Agathe : parce qu’il se sent responsable et acquiert ici une identité…parce qu’il sait que ses paroles auront une importance, lui l’incompris
…
Suzanne : Nous sommes auteurs, témoins de ce qui nous est arrivé , nous avons été pris en tant qu’individus et non comme patients, c’est le témoin qui est là avant le patient…le patient est effacé par le témoin…c’est parce qu’on était dans un autre cadre que celui du soin »

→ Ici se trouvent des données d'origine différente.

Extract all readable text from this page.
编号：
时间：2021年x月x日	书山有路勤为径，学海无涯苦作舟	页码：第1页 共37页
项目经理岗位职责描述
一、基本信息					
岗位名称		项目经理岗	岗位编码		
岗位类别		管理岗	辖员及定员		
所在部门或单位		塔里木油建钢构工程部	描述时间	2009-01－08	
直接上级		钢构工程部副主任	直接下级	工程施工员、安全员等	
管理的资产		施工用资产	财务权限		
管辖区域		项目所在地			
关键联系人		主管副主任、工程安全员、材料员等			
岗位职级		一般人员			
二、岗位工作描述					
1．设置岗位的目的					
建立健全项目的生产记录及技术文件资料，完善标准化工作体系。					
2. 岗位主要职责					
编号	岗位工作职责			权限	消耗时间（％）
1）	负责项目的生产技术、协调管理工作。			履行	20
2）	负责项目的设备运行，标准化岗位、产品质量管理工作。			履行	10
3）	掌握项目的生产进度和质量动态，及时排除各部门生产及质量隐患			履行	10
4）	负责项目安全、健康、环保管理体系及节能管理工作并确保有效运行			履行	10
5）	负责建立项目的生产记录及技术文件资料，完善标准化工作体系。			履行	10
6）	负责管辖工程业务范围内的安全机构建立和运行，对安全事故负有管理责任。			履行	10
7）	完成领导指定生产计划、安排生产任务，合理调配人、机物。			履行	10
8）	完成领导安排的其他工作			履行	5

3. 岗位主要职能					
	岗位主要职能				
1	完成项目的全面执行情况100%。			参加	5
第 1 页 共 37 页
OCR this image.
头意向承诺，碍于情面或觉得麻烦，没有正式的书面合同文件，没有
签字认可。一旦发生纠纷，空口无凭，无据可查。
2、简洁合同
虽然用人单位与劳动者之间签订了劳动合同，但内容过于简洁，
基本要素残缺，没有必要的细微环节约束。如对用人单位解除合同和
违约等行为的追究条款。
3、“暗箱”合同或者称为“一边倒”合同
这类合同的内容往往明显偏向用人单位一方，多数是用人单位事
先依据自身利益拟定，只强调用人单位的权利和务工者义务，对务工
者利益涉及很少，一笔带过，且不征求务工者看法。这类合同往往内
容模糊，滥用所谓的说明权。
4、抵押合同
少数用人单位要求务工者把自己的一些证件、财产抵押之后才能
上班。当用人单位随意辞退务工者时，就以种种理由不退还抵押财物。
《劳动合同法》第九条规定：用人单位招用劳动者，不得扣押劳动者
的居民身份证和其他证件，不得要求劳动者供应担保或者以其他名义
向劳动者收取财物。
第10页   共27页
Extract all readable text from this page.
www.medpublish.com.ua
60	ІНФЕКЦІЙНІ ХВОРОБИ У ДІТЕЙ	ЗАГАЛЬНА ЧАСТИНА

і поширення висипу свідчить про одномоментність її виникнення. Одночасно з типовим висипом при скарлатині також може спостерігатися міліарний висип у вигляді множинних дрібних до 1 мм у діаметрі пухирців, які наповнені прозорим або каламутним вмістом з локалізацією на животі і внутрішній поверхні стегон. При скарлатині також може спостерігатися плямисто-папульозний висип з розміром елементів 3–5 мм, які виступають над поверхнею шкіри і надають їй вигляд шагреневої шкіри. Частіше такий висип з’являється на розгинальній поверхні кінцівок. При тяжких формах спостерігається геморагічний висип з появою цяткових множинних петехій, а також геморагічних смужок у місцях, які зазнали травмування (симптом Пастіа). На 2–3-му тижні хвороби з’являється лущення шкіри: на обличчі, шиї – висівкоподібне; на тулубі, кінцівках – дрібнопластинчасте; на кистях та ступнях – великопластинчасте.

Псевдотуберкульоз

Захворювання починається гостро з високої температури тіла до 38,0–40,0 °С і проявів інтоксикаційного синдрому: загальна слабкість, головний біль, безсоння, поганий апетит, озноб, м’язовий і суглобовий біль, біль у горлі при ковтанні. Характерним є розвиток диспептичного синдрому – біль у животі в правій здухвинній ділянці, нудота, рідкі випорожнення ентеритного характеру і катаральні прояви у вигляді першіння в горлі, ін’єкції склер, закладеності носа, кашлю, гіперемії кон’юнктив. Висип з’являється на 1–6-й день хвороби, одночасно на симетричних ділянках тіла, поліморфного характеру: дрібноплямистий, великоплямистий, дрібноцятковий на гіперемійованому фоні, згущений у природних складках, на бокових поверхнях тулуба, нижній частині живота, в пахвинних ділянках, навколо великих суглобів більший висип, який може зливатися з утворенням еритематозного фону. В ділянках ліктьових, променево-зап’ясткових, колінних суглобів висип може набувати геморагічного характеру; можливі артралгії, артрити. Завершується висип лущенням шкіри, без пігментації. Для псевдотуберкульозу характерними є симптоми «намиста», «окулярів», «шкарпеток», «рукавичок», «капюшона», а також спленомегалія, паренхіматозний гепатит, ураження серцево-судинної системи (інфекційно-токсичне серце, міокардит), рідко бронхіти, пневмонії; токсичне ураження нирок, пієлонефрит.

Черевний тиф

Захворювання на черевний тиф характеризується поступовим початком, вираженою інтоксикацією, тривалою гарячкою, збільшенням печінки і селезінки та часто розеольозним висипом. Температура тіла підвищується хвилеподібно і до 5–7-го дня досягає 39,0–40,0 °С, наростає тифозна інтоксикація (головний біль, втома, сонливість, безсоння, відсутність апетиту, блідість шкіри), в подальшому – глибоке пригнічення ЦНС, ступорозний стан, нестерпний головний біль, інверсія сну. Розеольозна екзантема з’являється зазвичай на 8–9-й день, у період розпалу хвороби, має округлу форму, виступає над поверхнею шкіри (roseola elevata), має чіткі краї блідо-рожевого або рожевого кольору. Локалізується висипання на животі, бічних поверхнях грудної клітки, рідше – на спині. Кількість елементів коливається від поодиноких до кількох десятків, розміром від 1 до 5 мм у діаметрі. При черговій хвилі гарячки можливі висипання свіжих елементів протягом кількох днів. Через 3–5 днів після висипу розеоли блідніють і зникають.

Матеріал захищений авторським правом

Igor : il y a plus de paroles poussées dans le témoignage
Suzanne : nos témoignages ici ont un but constructif…C’est à dire, on est pris comme force de proposition par rapport au soin…»
….
Agathe : y’a pas la dépression, mais plein de dépressions avec des ramifications et des chemins, s’ils se trompent de chemin, les psychiatres, ils risquent de rater le malade. Ce chemin ils le trouvent parce qu’on l’indique hein
….
Ainsi l’idée de la recherche, négociée dans et par l’avancée du récit, a suivi le fil d’une fonction implicite et consensuelle : celle d’éviter de rester assigné à une place exclusive de malade mental (en tant que catégorie stigmatisée), de patient (d’un service psychiatrique) ; et dans le cours des investigations, de pouvoir en chercher, en essayer une autre, pas forcément substitutive d’ailleurs, par la mise à l’épreuve de nouvelles compréhensions et d’autres positions vis à vis de la maladie.
Notes de bas de page
1 M. Plaza , Ecriture et folie, Puf, 1986
2 Ce groupe de recherche s’inscrit dans le contexte d’une recherche-action qui fait l’objet d’une convention entre l’hôpital du Vinatier, (le Conseil Scientifique de la Recherche, l’ARP-UCPB, l’Université Lyon 2 et le CNRS-ICAR, UMR 5191, ENS-LSH. Cf rapport de la recherche 2002
3 Sous la responsabilité scientifique de C. Durif-Bruckert, Institut de psychologie, GERA (Département de psychologie) , CNRS-ICAR, ENS/LSH, Université Lyon 2
4 Gabriel Buffard, psychologue, A. Nicolas, Médecin assistant, C. Vigouroux et F. Weber, infirmières.